By: Ashmar Mandou
As the City of Chicago commits to reopening more businesses in the coming weeks, the Chicago Department of Public Health announced its plan to expand contact tracing for COVID-19 cases at the grassroots level.
This operation includes a Request for Proposals (RFP), in which the City has assigned $56 million in COVID-19 relief funding from the CDC and the Illinois Department of Public Health for community organizations in areas of high economic hardship to train and certify a 600-person workforce to support contact tracing.
“As we ease out of shelter in place, it is more important than ever to implement all proven practices to prevent further spread of the virus,” said CDPH Commissioner, Allison Arwady, M.D. “Contact tracing at the community-level will help us build out our public health infrastructure to reach even more Chicagoans. This approach provides the opportunity not only to operationalize an important tool in the fight against COVID-19, but also leverage the economic investment sourced from federal COVID relief funding to create thriving wage jobs and address long-standing health inequities caused by unequal economic opportunity and access to education.”

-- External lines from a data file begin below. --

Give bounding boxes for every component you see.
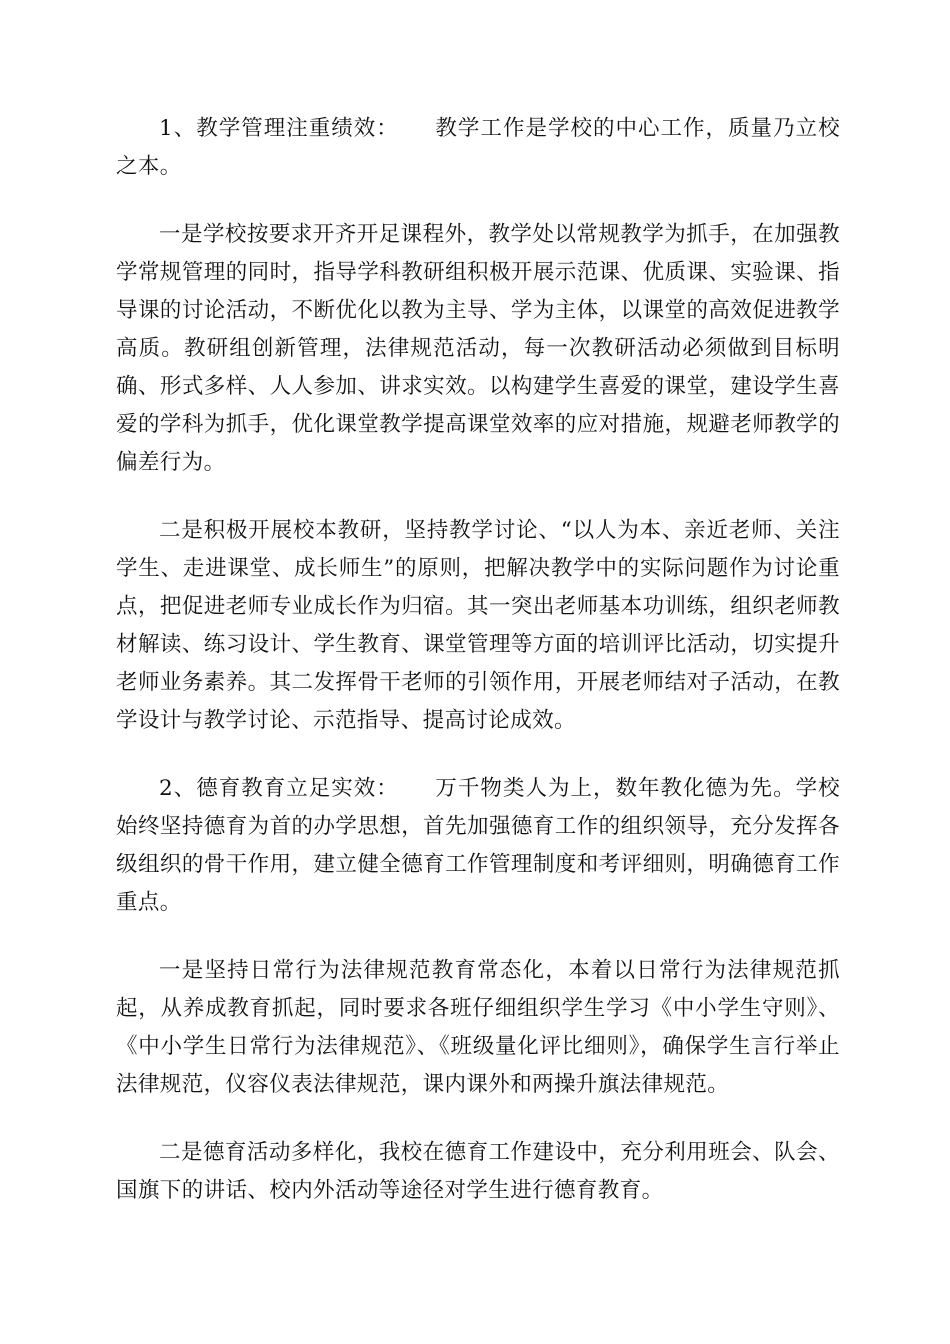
paragraph-school-research	[116, 512, 840, 740]
paragraph-activities	[116, 1134, 840, 1210]
paragraph-curriculum	[116, 216, 840, 482]
paragraph-text: 教学工作是学校的中心工作，质量乃立校之本。	[116, 116, 840, 179]
paragraph-moral-education	[116, 770, 840, 922]
section-heading: 2、德育教育立足实效：	[159, 776, 399, 801]
paragraph-text: 一是坚持日常行为法律规范教育常态化，本着以日常行为法律规范抓起，从养成教育抓起，同时要求各班仔细组织学生学习《中小学生守则》、《中小学生日常行为法律规范》、《班级量化评比细则》，确保学生言行举止法律规范，仪容仪表法律规范，课内课外和两操升旗法律规范。	[116, 958, 840, 1097]
paragraph-daily-conduct	[116, 952, 840, 1104]
paragraph-teaching-management	[116, 110, 840, 186]
paragraph-text: 一是学校按要求开齐开足课程外，教学处以常规教学为抓手，在加强教学常规管理的同时，指导学科教研组积极开展示范课、优质课、实验课、指导课的讨论活动，不断优化以教为主导、学为主体，以课堂的高效促进教学高质。教研组创新管理，法律规范活动，每一次教研活动必须做到目标明确、形式多样、人人参加、讲求实效。以构建学生喜爱的课堂，建设学生喜爱的学科为抓手，优化课堂教学提高课堂效率的应对措施，规避老师教学的偏差行为。	[116, 222, 840, 475]
paragraph-text: 二是德育活动多样化，我校在德育工作建设中，充分利用班会、队会、国旗下的讲话、校内外活动等途径对学生进行德育教育。	[116, 1140, 840, 1203]
document-page	[116, 110, 840, 1240]
section-heading: 1、教学管理注重绩效：	[159, 116, 399, 141]
paragraph-text: 万千物类人为上，数年教化德为先。学校始终坚持德育为首的办学思想，首先加强德育工作的组织领导，充分发挥各级组织的骨干作用，建立健全德育工作管理制度和考评细则，明确德育工作重点。	[116, 776, 840, 915]
paragraph-text: 二是积极开展校本教研，坚持教学讨论、“以人为本、亲近老师、关注学生、走进课堂、成长师生”的原则，把解决教学中的实际问题作为讨论重点，把促进老师专业成长作为归宿。其一突出老师基本功训练，组织老师教材解读、练习设计、学生教育、课堂管理等方面的培训评比活动，切实提升老师业务素养。其二发挥骨干老师的引领作用，开展老师结对子活动，在教学设计与教学讨论、示范指导、提高讨论成效。	[116, 518, 840, 733]
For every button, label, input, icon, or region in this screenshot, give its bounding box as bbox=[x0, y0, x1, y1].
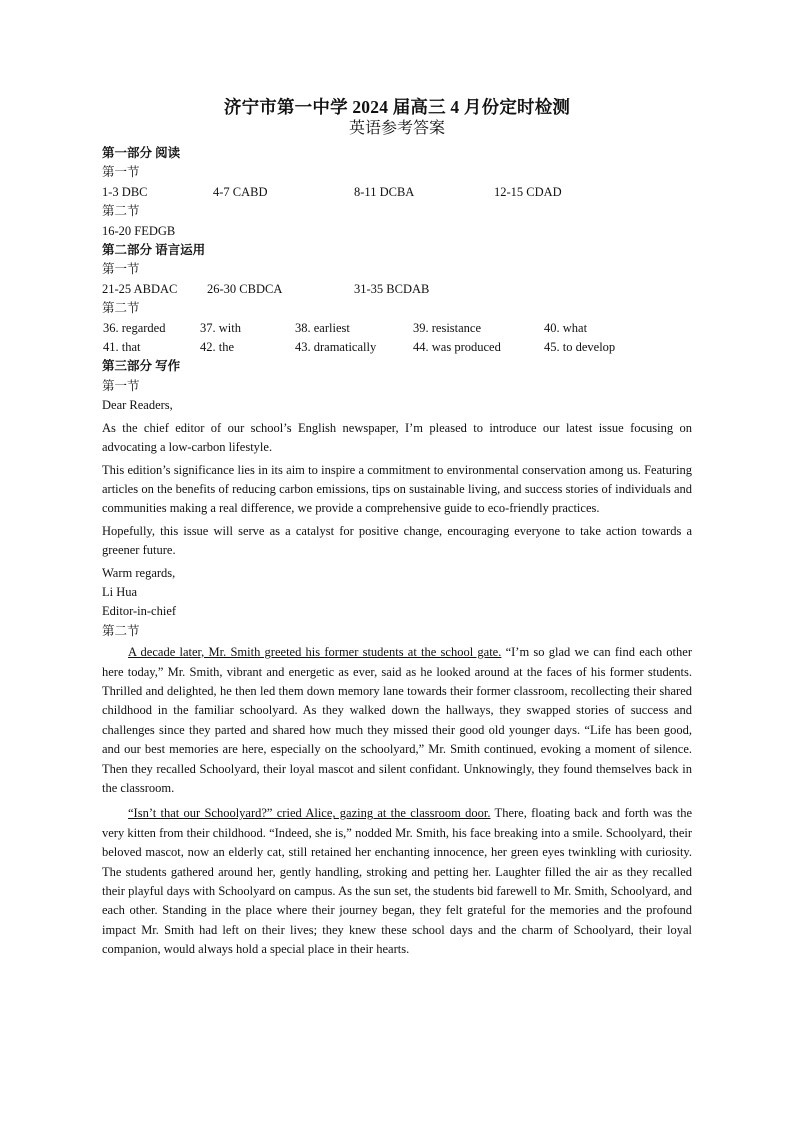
story-body-1: “I’m so glad we can find each other here today,” Mr. Smith, vibrant and energetic as ever, said as he looked around at the faces of his former students. Thrilled and delighted, he then led them down memory lane towards their former classroom, recollecting their shared childhood in the familiar schoolyard. As they walked down the hallways, they swapped stories of success and challenges since they parted and shared how much they missed their good old younger days. “Life has been good, and our best memories are here, especially on the schoolyard,” Mr. Smith continued, evoking a moment of silence. Then they recalled Schoolyard, their loyal mascot and silent confidant. Unknowingly, they found themselves back in the classroom. bbox=[102, 645, 692, 795]
part1-heading: 第一部分 阅读 bbox=[102, 146, 181, 160]
answer-item: 40. what bbox=[544, 320, 588, 335]
answer-group: 21-25 ABDAC bbox=[102, 281, 178, 296]
part2-heading: 第二部分 语言运用 bbox=[102, 243, 206, 258]
part2-row2 bbox=[102, 338, 692, 357]
part3-section1-label: 第一节 bbox=[102, 378, 140, 393]
answer-item: 45. to develop bbox=[544, 340, 616, 355]
story-lead-sentence-1: A decade later, Mr. Smith greeted his former students at the school gate. bbox=[128, 645, 502, 660]
answer-document bbox=[102, 96, 692, 960]
page-title: 济宁市第一中学 2024 届高三 4 月份定时检测 bbox=[223, 97, 571, 117]
answer-item: 41. that bbox=[103, 340, 141, 355]
story-body-2: There, floating back and forth was the very kitten from their childhood. “Indeed, she is,” nodded Mr. Smith, his face breaking into a smile. Schoolyard, their beloved mascot, now an elderly cat, still retained her enchanting innocence, her green eyes twinkling with curiosity. The students gathered around her, gently handling, stroking and petting her. Laughter filled the air as they recalled their playful days with Schoolyard on campus. As the sun set, the students bid farewell to Mr. Smith, Schoolyard, and each other. Standing in the place where their journey began, they felt grateful for the memories and the profound impact Mr. Smith had left on their lives; they knew these school days and the charm of Schoolyard, their loyal companion, would always hold a special place in their hearts. bbox=[102, 806, 692, 957]
story-paragraph-2 bbox=[102, 804, 692, 959]
part1-answers2: 16-20 FEDGB bbox=[102, 223, 176, 238]
letter-paragraph-2: This edition’s significance lies in its aim to inspire a commitment to environmental conservation among us. Featuring articles on the benefits of reducing carbon emissions, tips on sustainable living, and success stories of individuals and communities making a real difference, we provide a comprehensive guide to eco-friendly practices. bbox=[102, 462, 692, 516]
letter-paragraph-3: Hopefully, this issue will serve as a catalyst for positive change, encouraging everyone to take action towards a greener future. bbox=[102, 523, 692, 558]
answer-item: 43. dramatically bbox=[295, 340, 377, 355]
part2-section1-label: 第一节 bbox=[102, 262, 140, 277]
answer-group: 26-30 CBDCA bbox=[207, 281, 283, 296]
answer-item: 44. was produced bbox=[413, 340, 501, 355]
answer-item: 36. regarded bbox=[103, 320, 166, 335]
part2-section2-label: 第二节 bbox=[102, 301, 140, 316]
answer-item: 37. with bbox=[200, 320, 241, 335]
page-subtitle: 英语参考答案 bbox=[348, 120, 445, 137]
story-paragraph-1 bbox=[102, 643, 692, 798]
answer-item: 42. the bbox=[200, 340, 235, 355]
letter-signature-role: Editor-in-chief bbox=[102, 604, 177, 619]
answer-group: 8-11 DCBA bbox=[354, 184, 415, 199]
letter-salutation: Dear Readers, bbox=[102, 398, 173, 413]
part3-heading: 第三部分 写作 bbox=[102, 359, 181, 374]
answer-group: 31-35 BCDAB bbox=[354, 281, 430, 296]
story-lead-sentence-2: “Isn’t that our Schoolyard?” cried Alice, gazing at the classroom door. bbox=[128, 806, 491, 821]
answer-item: 39. resistance bbox=[413, 320, 482, 335]
part3-section2-label: 第二节 bbox=[102, 623, 140, 638]
letter-signature-name: Li Hua bbox=[102, 584, 138, 599]
part1-section2-label: 第二节 bbox=[102, 204, 140, 219]
part1-section1-label: 第一节 bbox=[102, 165, 140, 180]
part1-answers1-row bbox=[102, 183, 692, 202]
part2-row1 bbox=[102, 319, 692, 338]
letter-paragraph-1: As the chief editor of our school’s English newspaper, I’m pleased to introduce our latest issue focusing on advocating a low-carbon lifestyle. bbox=[102, 420, 692, 455]
answer-group: 12-15 CDAD bbox=[494, 184, 562, 199]
answer-group: 4-7 CABD bbox=[213, 184, 268, 199]
answer-item: 38. earliest bbox=[295, 320, 350, 335]
answer-group: 1-3 DBC bbox=[102, 184, 148, 199]
part2-answers1-row bbox=[102, 280, 692, 299]
letter-closing: Warm regards, bbox=[102, 565, 176, 580]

The $56 million RFP released seeks organizations to apply to lead coordination of contact tracing and resource referral efforts across the city. The RFP mandates that the lead agency will be required to sub-grant 85 percent of contact tracing funding to at least 30 neighborhood-based organizations located within, or primarily serving residents of, communities of high economic hardship.
“Federally qualified health centers can play a key role in supporting contact tracing of COVID-19,” said David Munar, president and CEO of Howard Brown Health. “Not only have we been supporting contact tracing of other communicable disease like STIs for many years, but we can help link contacts to healthcare services to ensure their needs are met if they do test positive for COVID.”
Employees hired through this program will be supported by an “Earn-and-Learn” program that helps them pursue higher education and credentialing, which will give contact tracers the ability to pursue stable, middle-income jobs that can support their livelihoods beyond the height of the pandemic. Contact tracers will earn $20 an hour with supervisors earning $24 an hour. CDPH will also require that applicants meet these minimum salary requirements and provide full health benefits. Organizations who are not able to meet these criteria will be able to submit a written statement to provide an explanation.